10. Neem je professionele ontwikkeling in eigen hand
Wacht niet op je promotor of begeleider om het over je loopbaan te hebben - de meesten zullen daar niet over beginnen. Vraag daarom zelf of een deel van het opleidingsbudget inzetbaar is voor een cursus of een paar sessies met een carrièrecoach. Kijk of jouw universiteit of consortium loopbaanactiviteiten organiseert. Pak iedere mogelijkheid om hiermee bezig te zijn. Het helpt ook om helder te krijgen wat je níet wil, en dat is minstens zo waardevol als uitvinden wat wel past.
Tot slot
Het kan nogal overweldigend en intimiderend zijn om je volgende carrièrestap te bepalen, zeker als je jaren bezig bent geweest met je onderzoek. Maar het hoeft niet allemaal in een keer. Begin met kleine stappen. Praat met bekenden, zoek iets op LinkedIn, zet wat ideeën op een rijtje.
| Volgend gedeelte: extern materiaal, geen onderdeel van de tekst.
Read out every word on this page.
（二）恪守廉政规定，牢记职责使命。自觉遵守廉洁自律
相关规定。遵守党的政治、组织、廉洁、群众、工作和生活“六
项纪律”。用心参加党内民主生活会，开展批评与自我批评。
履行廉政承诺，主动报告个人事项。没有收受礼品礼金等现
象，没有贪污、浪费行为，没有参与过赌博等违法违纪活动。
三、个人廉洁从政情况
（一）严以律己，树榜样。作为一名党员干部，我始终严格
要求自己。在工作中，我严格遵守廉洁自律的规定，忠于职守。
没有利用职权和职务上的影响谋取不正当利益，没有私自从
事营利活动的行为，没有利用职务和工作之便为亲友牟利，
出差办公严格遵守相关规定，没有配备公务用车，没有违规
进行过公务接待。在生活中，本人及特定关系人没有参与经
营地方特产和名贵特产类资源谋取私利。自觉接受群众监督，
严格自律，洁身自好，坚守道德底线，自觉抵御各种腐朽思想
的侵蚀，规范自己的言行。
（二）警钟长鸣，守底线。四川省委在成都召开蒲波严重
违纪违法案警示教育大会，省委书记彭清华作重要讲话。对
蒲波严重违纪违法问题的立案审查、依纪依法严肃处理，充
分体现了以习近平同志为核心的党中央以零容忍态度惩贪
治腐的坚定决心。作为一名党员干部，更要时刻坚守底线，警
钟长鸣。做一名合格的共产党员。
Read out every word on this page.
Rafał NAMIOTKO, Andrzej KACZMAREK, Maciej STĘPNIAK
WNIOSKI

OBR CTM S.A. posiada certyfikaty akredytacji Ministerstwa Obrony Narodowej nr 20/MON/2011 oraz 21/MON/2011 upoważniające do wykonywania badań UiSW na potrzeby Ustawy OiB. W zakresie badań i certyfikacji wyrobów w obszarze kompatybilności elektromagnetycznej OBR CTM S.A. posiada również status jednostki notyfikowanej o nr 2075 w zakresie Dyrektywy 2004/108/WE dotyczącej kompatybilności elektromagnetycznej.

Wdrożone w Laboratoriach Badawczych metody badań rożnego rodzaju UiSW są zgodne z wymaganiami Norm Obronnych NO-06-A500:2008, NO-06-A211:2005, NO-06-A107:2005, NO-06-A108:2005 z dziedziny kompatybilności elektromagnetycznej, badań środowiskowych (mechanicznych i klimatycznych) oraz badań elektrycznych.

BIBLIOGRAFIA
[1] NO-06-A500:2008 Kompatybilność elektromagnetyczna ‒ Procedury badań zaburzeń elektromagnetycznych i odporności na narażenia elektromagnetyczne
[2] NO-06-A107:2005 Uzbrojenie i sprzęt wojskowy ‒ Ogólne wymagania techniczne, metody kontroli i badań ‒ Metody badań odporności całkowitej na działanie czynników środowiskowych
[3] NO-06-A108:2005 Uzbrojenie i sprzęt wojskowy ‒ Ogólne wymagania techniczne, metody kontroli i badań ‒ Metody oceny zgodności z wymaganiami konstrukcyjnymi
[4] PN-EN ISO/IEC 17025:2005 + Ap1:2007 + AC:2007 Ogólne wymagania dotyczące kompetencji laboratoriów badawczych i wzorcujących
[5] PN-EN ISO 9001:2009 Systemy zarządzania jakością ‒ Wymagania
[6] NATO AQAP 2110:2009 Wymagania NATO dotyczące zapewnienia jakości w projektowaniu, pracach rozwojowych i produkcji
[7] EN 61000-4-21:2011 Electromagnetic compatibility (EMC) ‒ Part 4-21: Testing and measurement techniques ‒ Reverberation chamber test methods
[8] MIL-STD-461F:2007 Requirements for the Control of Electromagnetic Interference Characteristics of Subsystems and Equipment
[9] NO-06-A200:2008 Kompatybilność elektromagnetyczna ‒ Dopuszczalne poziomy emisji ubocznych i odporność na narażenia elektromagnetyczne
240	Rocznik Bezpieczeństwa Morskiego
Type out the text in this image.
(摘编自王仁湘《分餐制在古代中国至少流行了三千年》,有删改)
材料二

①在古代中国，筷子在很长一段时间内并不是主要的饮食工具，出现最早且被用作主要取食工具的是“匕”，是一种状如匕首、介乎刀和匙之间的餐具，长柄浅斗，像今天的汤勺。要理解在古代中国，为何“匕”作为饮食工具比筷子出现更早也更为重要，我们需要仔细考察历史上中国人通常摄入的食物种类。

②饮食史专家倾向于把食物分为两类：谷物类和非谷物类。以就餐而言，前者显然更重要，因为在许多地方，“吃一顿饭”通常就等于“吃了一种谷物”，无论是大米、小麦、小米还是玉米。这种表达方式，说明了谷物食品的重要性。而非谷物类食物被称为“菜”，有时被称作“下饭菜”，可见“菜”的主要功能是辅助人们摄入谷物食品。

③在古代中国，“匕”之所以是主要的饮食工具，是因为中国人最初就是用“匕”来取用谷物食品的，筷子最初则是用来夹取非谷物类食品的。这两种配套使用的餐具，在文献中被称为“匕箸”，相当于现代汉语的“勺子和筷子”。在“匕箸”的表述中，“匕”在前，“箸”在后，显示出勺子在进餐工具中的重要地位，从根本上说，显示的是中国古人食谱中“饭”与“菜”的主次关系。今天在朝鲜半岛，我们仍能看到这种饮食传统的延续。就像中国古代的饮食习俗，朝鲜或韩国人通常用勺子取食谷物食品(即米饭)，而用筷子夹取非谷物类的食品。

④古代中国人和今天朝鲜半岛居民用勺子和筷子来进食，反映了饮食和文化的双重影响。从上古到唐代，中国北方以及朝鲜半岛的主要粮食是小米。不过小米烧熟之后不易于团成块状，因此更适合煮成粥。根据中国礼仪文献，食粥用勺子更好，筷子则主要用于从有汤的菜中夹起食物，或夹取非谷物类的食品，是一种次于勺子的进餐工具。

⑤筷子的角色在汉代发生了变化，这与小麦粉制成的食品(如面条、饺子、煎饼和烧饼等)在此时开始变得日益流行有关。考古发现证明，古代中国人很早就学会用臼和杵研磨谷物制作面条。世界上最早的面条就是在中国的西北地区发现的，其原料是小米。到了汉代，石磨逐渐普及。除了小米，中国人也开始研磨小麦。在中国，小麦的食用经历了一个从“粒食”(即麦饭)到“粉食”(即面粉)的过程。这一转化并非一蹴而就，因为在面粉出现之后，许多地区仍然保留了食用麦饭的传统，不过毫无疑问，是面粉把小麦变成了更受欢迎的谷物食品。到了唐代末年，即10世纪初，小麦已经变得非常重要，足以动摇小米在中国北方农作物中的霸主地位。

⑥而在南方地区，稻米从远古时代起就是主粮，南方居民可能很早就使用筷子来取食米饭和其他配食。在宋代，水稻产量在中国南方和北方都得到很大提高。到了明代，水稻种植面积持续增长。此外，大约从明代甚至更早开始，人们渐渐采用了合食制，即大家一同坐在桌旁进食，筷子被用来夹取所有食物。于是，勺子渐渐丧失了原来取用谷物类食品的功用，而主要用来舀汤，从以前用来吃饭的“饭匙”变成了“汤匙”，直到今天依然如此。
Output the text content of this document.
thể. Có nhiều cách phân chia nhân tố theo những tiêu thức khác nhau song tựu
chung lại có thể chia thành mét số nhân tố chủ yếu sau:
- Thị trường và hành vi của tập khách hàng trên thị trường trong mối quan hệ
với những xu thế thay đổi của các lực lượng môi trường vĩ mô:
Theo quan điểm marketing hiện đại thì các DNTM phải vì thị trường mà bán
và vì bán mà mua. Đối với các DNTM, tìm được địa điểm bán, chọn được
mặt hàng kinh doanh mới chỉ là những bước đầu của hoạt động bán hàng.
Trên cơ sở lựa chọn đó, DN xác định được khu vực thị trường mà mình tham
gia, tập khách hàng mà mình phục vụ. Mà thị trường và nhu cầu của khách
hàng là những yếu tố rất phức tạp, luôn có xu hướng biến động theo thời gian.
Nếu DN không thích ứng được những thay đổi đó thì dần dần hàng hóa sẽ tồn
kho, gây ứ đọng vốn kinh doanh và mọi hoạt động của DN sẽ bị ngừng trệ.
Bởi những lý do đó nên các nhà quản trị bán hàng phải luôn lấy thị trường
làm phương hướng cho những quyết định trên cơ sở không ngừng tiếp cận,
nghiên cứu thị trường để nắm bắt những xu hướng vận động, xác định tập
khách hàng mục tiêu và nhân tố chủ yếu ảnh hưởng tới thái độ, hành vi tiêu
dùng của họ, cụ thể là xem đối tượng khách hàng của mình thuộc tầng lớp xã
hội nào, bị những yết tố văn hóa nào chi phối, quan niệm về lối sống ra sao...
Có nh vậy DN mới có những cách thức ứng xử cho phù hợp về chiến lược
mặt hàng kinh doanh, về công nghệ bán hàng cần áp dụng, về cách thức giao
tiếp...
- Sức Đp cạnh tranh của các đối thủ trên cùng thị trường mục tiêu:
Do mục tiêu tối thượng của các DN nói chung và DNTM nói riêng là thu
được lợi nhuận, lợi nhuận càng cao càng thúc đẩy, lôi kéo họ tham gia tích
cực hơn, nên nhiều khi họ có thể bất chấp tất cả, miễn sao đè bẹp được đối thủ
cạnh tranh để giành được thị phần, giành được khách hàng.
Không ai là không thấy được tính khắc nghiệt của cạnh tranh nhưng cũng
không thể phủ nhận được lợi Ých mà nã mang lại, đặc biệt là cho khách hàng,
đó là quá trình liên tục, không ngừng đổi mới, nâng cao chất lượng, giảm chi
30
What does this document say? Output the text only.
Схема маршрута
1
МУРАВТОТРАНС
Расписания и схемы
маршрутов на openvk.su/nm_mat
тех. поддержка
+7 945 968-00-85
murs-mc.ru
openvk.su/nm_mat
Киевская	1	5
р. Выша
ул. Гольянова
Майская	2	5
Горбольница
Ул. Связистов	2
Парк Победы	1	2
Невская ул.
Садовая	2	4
Elke actie geeft je meer inzicht en zelfvertrouwen.
Je promotieonderzoek is geen harnas; het heeft je geleerd om kritisch te denken, complexe problemen op te lossen en snel te leren — allemaal vaardigheden die overal worden gewaardeerd. Je hebt al iets heel moeilijks voor elkaar gekregen. Nu kun je die nieuwsgierigheid en discipline inzetten om een loopbaan te schetsen die niet alleen aansluit bij wat je kan, maar vooral ook bij wat jou energie geeft.